4-Bit Command (binary) Data Payload (hexadecimal) Core Instruction (assembly)
0000 0E 3C MOVLW 3Ch
0000 6E F8 MOVWF TBLPTRU
0000 0E 00 MOVLW 00h
0000 6E F7 MOVWF TBLPTRU
0000 0E 05 MOVLW 05h
0000 6E F6 MOVWF TBLPTRU
1100 3F 3F Write 3F3Fh to 3C0005h
0000 0E 3C MOVLW 3Ch
0000 6E F8 MOVWF TBLPTRU
0000 0E 00 MOVLW 00h
0000 6E F7 MOVWF TBLPTRU
0000 0E 04 MOVLW 04h
0000 6E F6 MOVWF TBLPTRU
1100 8F 8F Write 8F8Fh to 3C0004h
0000 00 00 Hold PGD low until erase completes
0000 00 00

Que nous dit cette séquence ? Tout simplement que l’on cherche à se positionner à l’adresse 0x3C0005 via le pointeur TABLPTR (dont j’ai parlé au précédent article) pour y inscrire la valeur 0x3F puis refaire de même avec la valeur 0x8F à l’adresse 0x3C0004.
On termine l’ordre par un NOP (une instruction assembleur dont le principe est de ne rien faire) pour que démarre l’effacement. Ce dernier se déclenche au front descendant d’horloge du 4ème bit de commande du NOP. Lors de l’opération d’effacement, la liaison série sera indisponible jusqu’à la fin (au moins 5 millisecondes). Pendant ce temps, l’horloge peut continuer à osciller, mais la broche de données doit impérativement rester à l’état bas.
Un délai supplémentaire d’une dizaine de microsecondes au minimum doit être opéré à la fin du temps d’attente avant de reprendre toute communication avec le microcontrôleur.

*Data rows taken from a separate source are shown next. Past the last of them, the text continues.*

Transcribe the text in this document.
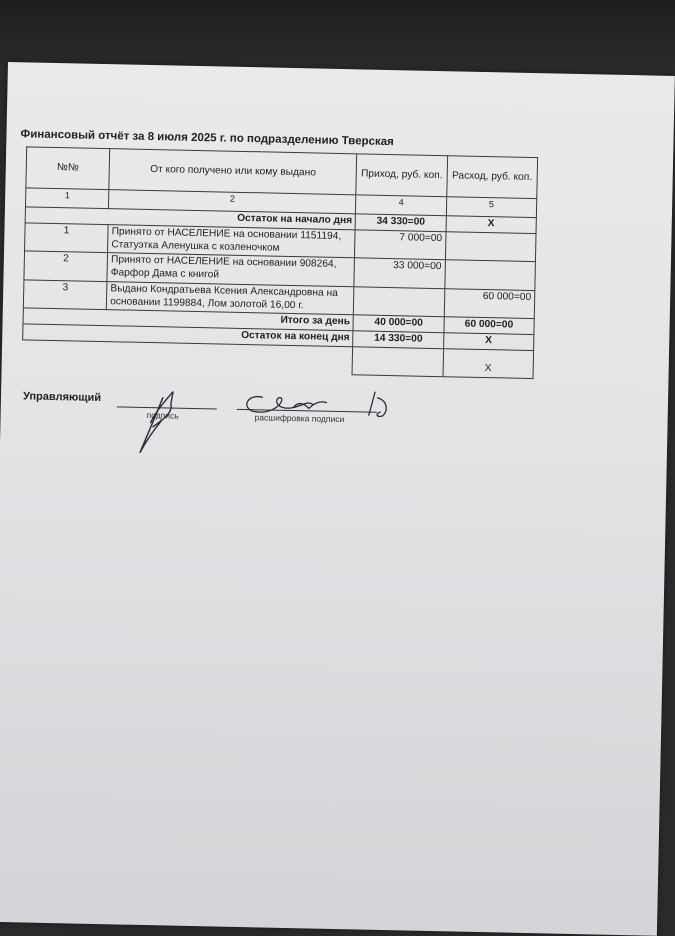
Финансовый отчёт за 8 июля 2025 г. по подразделению Тверская
№№	От кого получено или кому выдано	Приход, руб. коп.	Расход, руб. коп.
1	2	4	5
Остаток на начало дня		34 330=00	Х
1	Принято от НАСЕЛЕНИЕ на основании 1151194, Статуэтка Аленушка с козленочком	7 000=00	
2	Принято от НАСЕЛЕНИЕ на основании 908264, Фарфор Дама с книгой	33 000=00	
3	Выдано Кондратьева Ксения Александровна на основании 1199884, Лом золотой 16,00 г.		60 000=00
Итого за день		40 000=00	60 000=00
Остаток на конец дня		14 330=00	Х
			Х
Управляющий
подпись	расшифровка подписи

La documentation n’en dit hélas pas davantage sur ces instructions, hormis qu’aux adresses 3C0005h et 3C0004h se situent deux registres dédiés à l’effacement du microcontrôleur ainsi que les valeurs à utiliser pour ces registres selon les zones de mémoire que l’on souhaite effacer.

Mise en pratique

Après quelques tâtonnements, je suis parvenu à écrire un programme Arduino qui effectue l’effacement du microcontrôleur PIC18F2550 auquel il est relié. Pour m’assurer que l’effacement était bien effectif, le programme se termine par une petite boucle qui fait osciller VPP. Le programme précédent se contentant uniquement de garder une LED allumée, si la LED restait éteinte à la fin du programme, l’effacement était considéré comme réussi.

ArduinoICSP – Bulk Erase

Bien évidemment, j’ai revérifié après avec un autre programmateur si la mémoire était bien vierge, et ce fut le cas.
Notez également que j’ai choisi la broche 13 pour commander VPP. Ce n’est pas anodin : cette broche commandant également une LED intégrée à la carte Arduino, cette dernière me fournissait un témoin visuel que la broche était bel et bien en train de changer d’état.

Les broches VDD et VSS du PIC18F2550 sont connectées respectivement aux broches VCC 5V et GND de la carte Arduino.

La commande pour l’effacement se trouve ici n’être qu’un simple tableau qui est transmis par le programme principal en temps qu’arguments à la fonction d’envoi de trame. C’est largement suffisant et les autres opérations seront exécutées de la même manière, avec quelques subtilités cependant (je pense par exemple à l’écriture de programme).

Conclusion

C’est terminé avec l’effacement du microcontrôleur. Il s’agissait d’un article très consistant, ce qui explique pourquoi je ne le publie que maintenant. J’espère parvenir à poursuivre le projet et l’écriture des articles rapportant mes progrès. J’ai moins de temps depuis que j’ai retrouvé un emploi le mois dernier (je ne m’en plains pas, c’est un boulot qui me plaît et les progrès que j’y fais me servent pour ce projet, et réciproquement).

Je m’efforce également de ne pas digresser sur d’autres sujets, ce qui est assez difficile car j’ai déjà plein d’idées de projets que je meurs d’envie de partager ici. Il faudra patienter le temps que je finisse le projet de programmateur de PIC. Les autres qui viendront par la suite seront, je l’espère, plus concis que le programmateur bien que tout aussi intéressants (voire davantage).

Sur ce, je vous laisse et je vous dis à bientôt.